A Guide to Crown Mouldings for Your Home
As an architectural assembly spanning the time of the ancient Greeks, crown mouldings are an almost indispensable ceiling addition in our homes and public buildings today. Although apparent in various designs and sizes, it continues to evolve to suit our ever changing preferences over the years and is still very much a staple even in more modern homes. Let’s take a look at what crown mouldings have to offer and what exactly we can do with it.
The Benefits of Crown Moulding
Decorative wall molding is definitely a classical choice in many ways as it provides just the right amount of aesthetic appeal without overwhelming a space. Not only does it influence the overall tone of the room with its size, design and details, it also helps to cover uneven walls and provides a smooth transition from the wall to the ceiling.
Although there are various types of crown moulding that you can purchase off-the-rack, you can definitely turn to customising your order if you want something unique or different. Because it is still very welcomed in today’s homes, we have come up with several types of materials to feed our ever-changing need for crown mouldings. Here’s some examples of the more common materials used:
Solid Wood: There’s really nothing like the brown warm tones of natural wood grain. This sturdy material is suitable for elaborate profiles but you’ll have to consider where you choose to place it as it is susceptible to warping and shrinking.

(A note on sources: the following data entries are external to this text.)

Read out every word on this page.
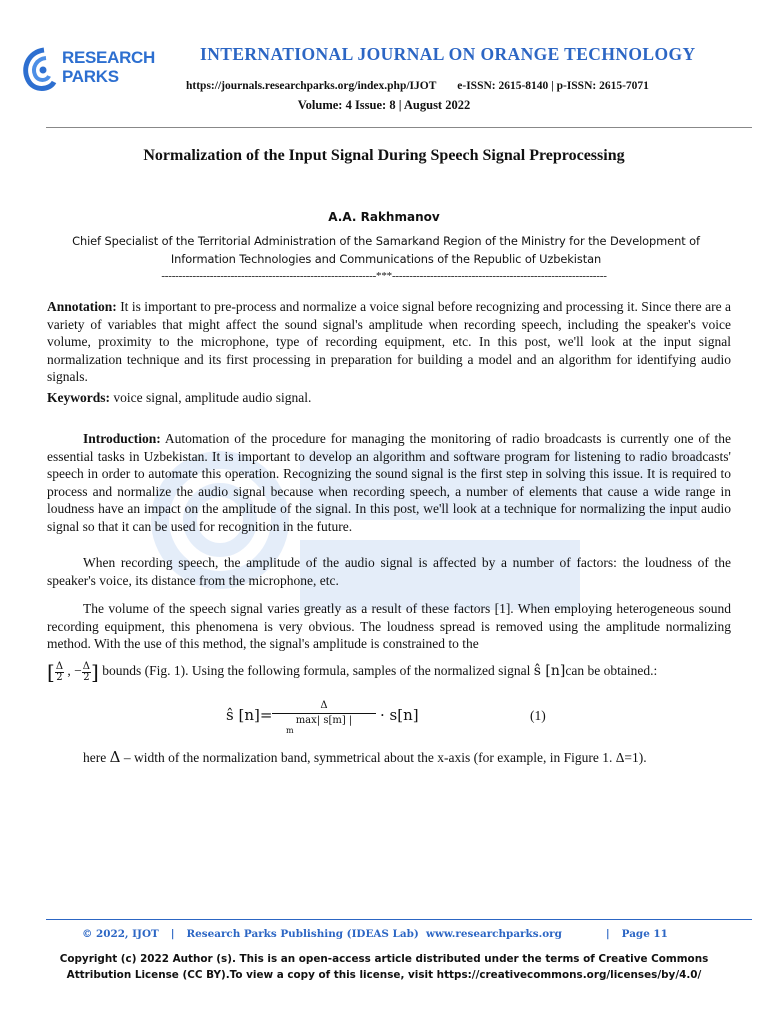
RESEARCH
PARKS
INTERNATIONAL JOURNAL ON ORANGE TECHNOLOGY
https://journals.researchparks.org/index.php/IJOT e-ISSN: 2615-8140 | p-ISSN: 2615-7071
Volume: 4 Issue: 8 | August 2022
Normalization of the Input Signal During Speech Signal Preprocessing
A.A. Rakhmanov
Chief Specialist of the Territorial Administration of the Samarkand Region of the Ministry for the Development of Information Technologies and Communications of the Republic of Uzbekistan
--------------------------------------------------------------***--------------------------------------------------------------
Annotation: It is important to pre-process and normalize a voice signal before recognizing and processing it. Since there are a variety of variables that might affect the sound signal's amplitude when recording speech, including the speaker's voice volume, proximity to the microphone, type of recording equipment, etc. In this post, we'll look at the input signal normalization technique and its first processing in preparation for building a model and an algorithm for identifying audio signals.
Keywords: voice signal, amplitude audio signal.
Introduction: Automation of the procedure for managing the monitoring of radio broadcasts is currently one of the essential tasks in Uzbekistan. It is important to develop an algorithm and software program for listening to radio broadcasts' speech in order to automate this operation. Recognizing the sound signal is the first step in solving this issue. It is required to process and normalize the audio signal because when recording speech, a number of elements that cause a wide range in loudness have an impact on the amplitude of the signal. In this post, we'll look at a technique for normalizing the input audio signal so that it can be used for recognition in the future.
When recording speech, the amplitude of the audio signal is affected by a number of factors: the loudness of the speaker's voice, its distance from the microphone, etc.
The volume of the speech signal varies greatly as a result of these factors [1]. When employing heterogeneous sound recording equipment, this phenomena is very obvious. The loudness spread is removed using the amplitude normalizing method. With the use of this method, the signal's amplitude is constrained to the
[ $\frac{\Delta}{2}$ , − $\frac{\Delta}{2}$ ] bounds (Fig. 1). Using the following formula, samples of the normalized signal ŝ [n]can be obtained.:
ŝ [n]=
Δ
max| s[m] |
m
· s[n]	(1)
here Δ – width of the normalization band, symmetrical about the x-axis (for example, in Figure 1. Δ=1).
© 2022, IJOT | Research Parks Publishing (IDEAS Lab) www.researchparks.org	| Page 11
Copyright (c) 2022 Author (s). This is an open-access article distributed under the terms of Creative Commons
Attribution License (CC BY).To view a copy of this license, visit https://creativecommons.org/licenses/by/4.0/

Plaster: This is definitely a classic choice and is suitable for both indoor and outdoor use. Hardy and long-lasting, you’ll have to get it custom made as it doesn’t come pre-built. If you’re going for an elaborate profile, this is one option you can consider.
Polyurethane: It’s a lot easier to work with than plaster and you can also achieve a passable wood grain. You can still get a pretty delicate level of detail, but it’s a slightly more fragile material so you’ll have to be careful when handling it. You can also provide a layer of paint to tighter the material further.
MDF: It’s also commonly known as Medium-Density Fiberboard and can be bought at your local hardware shop. Since it’s a lot more affordable than solid wood, it’s a popular go-to choice. Just be more careful with this material as it is more prone to dents and scratches.
PVC: This is a suitable material choice for rooms or spaces where moisture is present, e.g. kitchen, bathroom, exterior, etc. Since the polymers in PVC are anti-rot and impervious to rotting, it’s definitely a popular material that’s both practical and long-lasting.
The Types of Crown Moulding
As mentioned earlier, crown mouldings are commonly used on the angle adjoining the ceiling and our walls. Depending on your preference, you can actually combine several pieces of crown moulding to present a unified whole or go for a flatter, streamlined look.
Although not commonly found in modern homes these days, it still holds plenty of appeal in more traditional settings. From egg-and-dart detailing and acanthus leaves to cartouche and dentil patterns, these are classic examples of designs that stand the test of time.
Flat and cove crown mouldings are becoming more popular as we make the transition to more modern designs. Another new addition to the family is slated crown moulding, where two to three layers of flat crown moulding are placed atop of one another to create a roof effect.
There’s really no end to the versatility of crown mouldings. It’s even a popular choice as a decorative support on our cabinets and wardrobes. As a trim, you can also add it on the tops of entrances, doors and windows for a more elegant feel.
In a world of decorative elements, crown mouldings are definitely the cream of the crop. If you’re unsure about installing it on your own, do seek the help of a professional for some expert advice.